Pero por aquel entonces teníamos prácticamente recién estrenada nuestra adolescencia y nuestras hormonas andaban aún más revueltas que Vietnam, con lo que, aparte de un tímido inicio de compromiso social y de un todavía incipiente pacifismo, el meridiano de nuestra inquietud más inmediata no pasaba por Vietnam, que nos quedaba demasiado lejos, sino que puedo afirmar sin temor a equivocarme que nuestro presente más cercano, tal vez como un intento por afirmar nuestro propio yo o tal vez debido al puritanismo religioso que imponía el todopoderoso clero en el régimen fascista que padecíamos, se resumía en la búsqueda de nuevas experiencias personales, con lo que caminábamos más por los agradables senderos de las relaciones amistosas, amorosas y sexuales, que por los de una auténtica revolución social, lo que afortunadamente acontecería tres años más tarde.
Así que nuestra mochila iba repleta de fantasía por desvelar lo prohibido con un agujero por donde se nos colaban los amores platónicos y un altar donde ponerle velas a Venus y despertar al placer del pecado entre la suavidad de unos pechos y unos muslos femeninos.
Y así ocurrió aquella tarde cuando el destino, en forma de Cupido juguetón, repartió las cartas y a mí me tocó la reina de corazones.
El sol, vencido por el avance del ocaso, perfectamente enmarcado al final del camino se desangraba por el horizonte, cuando todavía algo húmedos, pero pletóricos y alegres, regresábamos del río. Íbamos todos los amigos en grupo, pero no logro recordar si lo que ocurrió poco después fue de una forma consciente o si por el contrario fue totalmente inconsciente.
La brisa cálida del atardecer jugaba a buscar acomodo entre tus lacios y todavía algo húmedos cabellos, mientras nuestras manos, como atraídas por ocultos imanes, se iban rozando mientras caminábamos por el paseo de la alameda y su algarabía de pájaros. Nos habíamos conocido el día anterior y charlábamos de algo que no recuerdo, pero que posiblemente hiciera que poco a poco nuestros pasos se fueran acortando hasta quedarnos algo rezagados de los demás, y nuestras miradas se fueran buscando.

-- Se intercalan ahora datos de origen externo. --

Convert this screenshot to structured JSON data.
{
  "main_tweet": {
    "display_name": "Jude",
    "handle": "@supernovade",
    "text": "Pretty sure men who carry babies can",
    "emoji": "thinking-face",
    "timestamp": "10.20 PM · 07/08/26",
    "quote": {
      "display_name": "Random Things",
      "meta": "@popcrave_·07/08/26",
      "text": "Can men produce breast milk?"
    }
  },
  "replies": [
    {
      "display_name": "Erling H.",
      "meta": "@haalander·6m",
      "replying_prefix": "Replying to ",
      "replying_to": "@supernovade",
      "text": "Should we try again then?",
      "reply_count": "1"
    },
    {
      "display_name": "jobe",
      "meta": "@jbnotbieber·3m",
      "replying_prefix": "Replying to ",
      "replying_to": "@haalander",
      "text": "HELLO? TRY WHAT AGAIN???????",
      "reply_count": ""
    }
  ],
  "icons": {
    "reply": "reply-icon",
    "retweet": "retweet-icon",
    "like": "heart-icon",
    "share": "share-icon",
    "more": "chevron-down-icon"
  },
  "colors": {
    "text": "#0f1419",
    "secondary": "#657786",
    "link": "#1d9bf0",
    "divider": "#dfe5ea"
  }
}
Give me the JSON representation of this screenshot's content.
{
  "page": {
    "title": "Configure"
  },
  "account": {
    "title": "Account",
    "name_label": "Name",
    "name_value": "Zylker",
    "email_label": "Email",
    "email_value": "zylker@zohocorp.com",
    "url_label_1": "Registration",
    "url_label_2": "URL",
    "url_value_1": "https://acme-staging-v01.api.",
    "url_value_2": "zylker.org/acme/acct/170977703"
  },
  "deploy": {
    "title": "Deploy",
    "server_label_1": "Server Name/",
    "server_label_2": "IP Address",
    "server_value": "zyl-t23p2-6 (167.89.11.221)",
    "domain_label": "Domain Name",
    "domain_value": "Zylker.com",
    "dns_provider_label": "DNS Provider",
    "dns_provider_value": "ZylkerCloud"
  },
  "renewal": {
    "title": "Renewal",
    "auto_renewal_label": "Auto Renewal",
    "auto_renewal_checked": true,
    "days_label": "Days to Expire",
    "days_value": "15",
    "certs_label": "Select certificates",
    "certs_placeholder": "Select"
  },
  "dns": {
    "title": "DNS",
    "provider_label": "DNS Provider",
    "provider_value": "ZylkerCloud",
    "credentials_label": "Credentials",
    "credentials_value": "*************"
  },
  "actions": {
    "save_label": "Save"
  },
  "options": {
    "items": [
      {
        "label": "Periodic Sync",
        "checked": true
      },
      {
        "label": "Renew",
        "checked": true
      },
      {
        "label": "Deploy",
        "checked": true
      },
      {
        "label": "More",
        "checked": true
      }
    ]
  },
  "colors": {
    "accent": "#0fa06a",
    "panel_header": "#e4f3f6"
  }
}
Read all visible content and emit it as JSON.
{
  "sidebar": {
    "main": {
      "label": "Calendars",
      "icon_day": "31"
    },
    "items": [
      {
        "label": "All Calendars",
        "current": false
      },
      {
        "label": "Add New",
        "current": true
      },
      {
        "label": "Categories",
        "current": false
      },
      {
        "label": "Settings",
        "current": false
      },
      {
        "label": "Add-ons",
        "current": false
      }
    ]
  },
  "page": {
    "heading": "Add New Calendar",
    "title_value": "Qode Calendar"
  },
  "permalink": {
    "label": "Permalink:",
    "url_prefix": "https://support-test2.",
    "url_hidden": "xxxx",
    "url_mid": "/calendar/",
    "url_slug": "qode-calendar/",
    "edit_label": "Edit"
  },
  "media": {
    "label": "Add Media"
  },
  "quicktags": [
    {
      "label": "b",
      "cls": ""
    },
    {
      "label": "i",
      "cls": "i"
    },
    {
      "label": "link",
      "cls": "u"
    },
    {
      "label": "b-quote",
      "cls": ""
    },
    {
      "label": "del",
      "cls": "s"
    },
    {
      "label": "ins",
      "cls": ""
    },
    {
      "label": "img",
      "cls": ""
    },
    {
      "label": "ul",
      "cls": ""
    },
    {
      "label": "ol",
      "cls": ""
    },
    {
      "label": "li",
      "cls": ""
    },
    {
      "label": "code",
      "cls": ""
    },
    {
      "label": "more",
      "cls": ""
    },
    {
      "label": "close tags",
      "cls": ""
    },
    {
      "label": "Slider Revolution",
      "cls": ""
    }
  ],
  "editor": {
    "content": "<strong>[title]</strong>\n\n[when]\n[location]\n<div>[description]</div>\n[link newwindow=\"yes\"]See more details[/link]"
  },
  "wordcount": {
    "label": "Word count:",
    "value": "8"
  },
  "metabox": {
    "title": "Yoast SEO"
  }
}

Cómo brillaba el malva de tus ojos en esa típica hora en que la luz comienza a derramarse a dos colores. Casi sin darnos cuenta nos habíamos detenido junto a uno de los álamos y allí, con tu espalda apoyada en el tronco del árbol (el mismo árbol donde días después grabé un corazón, dos iniciales y una fecha) mis brazos te atrajeron y nos fundimos en un cálido beso.
Los corazones galopaban como queriendo escaparse del pecho y un rubor que competía en hermosura con el imponente ocaso acudió a tus mejillas y creo que en ese instante te amé.
Una hora después, a la luz mortecina de un par de velas que los amigos habíamos situado estratégicamente al lado del tocadiscos con el pretexto de poder ver a la hora de seleccionar las canciones y pincharlas sin rayar los vinilos, pero con la idea real de que alumbraran lo menos posible el resto de la habitación, nuestros sueños se abrazaban mientras danzaban, sin moverse apenas del límite de una baldosa, I’ve been loving you too long, que la voz profundamente dolorida y rota de Otis Redding mecía dulcemente.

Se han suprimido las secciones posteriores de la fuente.